Outliers in Analysis | Liyun's Blog

This is a post I wrote on company's internal wiki... just want a backup here.

Three points to bear in mind:

Outliers are not bad; they just behave differently.
Many statistics are sensitive to outliers. e.g. the mean and every model that relies on the mean.
Abnormal detection is another topic; this post focus on exploring robust models.

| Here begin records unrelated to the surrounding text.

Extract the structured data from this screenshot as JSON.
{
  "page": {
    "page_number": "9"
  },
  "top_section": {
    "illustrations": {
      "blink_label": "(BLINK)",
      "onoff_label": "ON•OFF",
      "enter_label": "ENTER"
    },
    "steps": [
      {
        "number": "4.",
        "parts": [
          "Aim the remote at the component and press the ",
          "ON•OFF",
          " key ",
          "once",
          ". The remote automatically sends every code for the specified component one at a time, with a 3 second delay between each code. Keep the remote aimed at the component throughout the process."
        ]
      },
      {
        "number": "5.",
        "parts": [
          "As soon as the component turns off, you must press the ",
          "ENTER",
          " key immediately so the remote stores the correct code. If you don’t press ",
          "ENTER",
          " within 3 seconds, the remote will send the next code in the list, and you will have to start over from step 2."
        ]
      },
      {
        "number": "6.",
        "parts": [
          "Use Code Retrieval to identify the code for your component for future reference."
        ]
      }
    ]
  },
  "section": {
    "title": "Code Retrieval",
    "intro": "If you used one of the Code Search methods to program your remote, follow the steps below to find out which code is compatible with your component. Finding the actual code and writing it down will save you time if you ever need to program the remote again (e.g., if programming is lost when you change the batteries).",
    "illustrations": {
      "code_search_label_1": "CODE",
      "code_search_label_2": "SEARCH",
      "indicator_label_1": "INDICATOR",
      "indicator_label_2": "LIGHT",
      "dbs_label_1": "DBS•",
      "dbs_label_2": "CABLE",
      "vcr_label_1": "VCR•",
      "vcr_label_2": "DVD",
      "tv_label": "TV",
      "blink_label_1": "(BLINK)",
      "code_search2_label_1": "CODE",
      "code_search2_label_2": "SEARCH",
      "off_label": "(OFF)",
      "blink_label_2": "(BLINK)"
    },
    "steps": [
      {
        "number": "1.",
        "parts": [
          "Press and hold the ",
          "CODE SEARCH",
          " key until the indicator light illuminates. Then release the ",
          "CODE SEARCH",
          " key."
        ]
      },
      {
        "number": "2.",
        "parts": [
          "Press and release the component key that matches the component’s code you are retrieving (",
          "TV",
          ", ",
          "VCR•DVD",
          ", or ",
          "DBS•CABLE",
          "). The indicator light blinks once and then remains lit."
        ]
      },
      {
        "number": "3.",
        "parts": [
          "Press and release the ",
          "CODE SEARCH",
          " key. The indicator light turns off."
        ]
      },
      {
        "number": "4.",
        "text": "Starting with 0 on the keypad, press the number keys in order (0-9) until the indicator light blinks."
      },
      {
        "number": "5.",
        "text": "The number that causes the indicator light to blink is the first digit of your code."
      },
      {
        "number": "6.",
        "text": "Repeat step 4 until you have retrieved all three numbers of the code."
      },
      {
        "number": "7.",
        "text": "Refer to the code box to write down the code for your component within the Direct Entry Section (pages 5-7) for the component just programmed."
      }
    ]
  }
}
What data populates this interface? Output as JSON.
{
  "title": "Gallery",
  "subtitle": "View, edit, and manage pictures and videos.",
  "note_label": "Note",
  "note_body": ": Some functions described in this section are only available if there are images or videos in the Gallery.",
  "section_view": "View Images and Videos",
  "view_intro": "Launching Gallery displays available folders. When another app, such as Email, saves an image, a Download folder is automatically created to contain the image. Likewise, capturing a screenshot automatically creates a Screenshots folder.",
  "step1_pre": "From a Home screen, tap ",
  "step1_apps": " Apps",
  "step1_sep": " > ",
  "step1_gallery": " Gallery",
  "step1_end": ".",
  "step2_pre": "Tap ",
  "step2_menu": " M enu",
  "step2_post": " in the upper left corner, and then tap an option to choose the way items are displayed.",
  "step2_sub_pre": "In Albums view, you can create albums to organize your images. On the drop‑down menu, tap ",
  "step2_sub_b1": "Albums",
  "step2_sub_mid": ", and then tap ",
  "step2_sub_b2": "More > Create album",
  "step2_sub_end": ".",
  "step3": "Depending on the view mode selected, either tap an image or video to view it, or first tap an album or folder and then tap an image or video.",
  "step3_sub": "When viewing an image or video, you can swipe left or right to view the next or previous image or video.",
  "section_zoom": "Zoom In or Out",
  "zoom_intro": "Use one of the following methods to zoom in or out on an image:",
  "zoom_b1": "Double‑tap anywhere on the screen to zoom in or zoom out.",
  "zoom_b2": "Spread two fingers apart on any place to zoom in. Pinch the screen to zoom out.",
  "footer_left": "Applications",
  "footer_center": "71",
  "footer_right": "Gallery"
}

Make the analysis robust to outliers:

Method	Action	Advantage	Concern
Remove the outliers	remove outliers according to a certain threshold or calculation (perhaps via unsupervised models); only focus on the left subsample.	In most cases the signal will be more clear from concentrated subsample.	Hard to generalize the effect to entire population; hard to define a threshold.
Capping the outliers	cap the outliers to a certain value.	All observations are kept so easy to map the effect to all samples afterward; outliers' impacts are punished.	softer compared to removing the outliers; hard to find the threshold or capping rule.
Control for covariates	include some control variables in the regression. some how analyze the "difference" but not just linear and constant difference.	Introduce some relevant factors to gain a precise estimation and better learning.	Need to find the right control variable. Irrelevant covariates will only introduce noise.
Regression to the median	Median is more robust than the mean when outliers persist. Run a full quantile regression if possible; or just 50% quantile which is the median regression.	Get a clear directional signal; robust to outliers so no need to choose any threshold.	Hard to generalize the treatment effect to all population.
Quantile Regression	Generalized model from above; help you understand subtle difference in each quantile.	Gain more knowledge on the distribution rather than single point and great explanation power.	Computational expensive; hard for further generalization;
Subsample Regression	Instead of regress to each quantile, a subsample regression only run regression within each strata of the whole sample (say, sub-regression in each decile).	Identical to introducing a categorical variable for each decile in regression; also help inspect each subsample.	only directional; higher accumulated false-positive rate.
Take log() or other numerical transformations	It's a numerical trick that shrink the range to a narrower one (high punishment on the high values).	Easy to compute and map back to the real value; get directional results.	May not be enough to obtain a clear signal.
Unsupervised study for higher dimensions	This is more about outlier detection. When there are more than one dimension to define an outlier, some unsupervised models like K-means would help (identify the distance to the center).	deals with higher dimensions	exploration only.
Rank based methods	Measure ranks of outcome variables instead of the absolute value.	immunized to outliers.	Hard to generalize the treatment effect to all population.

That's all I could think of for now...any addition is welcome 🙂

------- update on Apr 8, 2016 --------

Some new notes:

"outliers" may not be the right name for heavy tails.
Rank methods.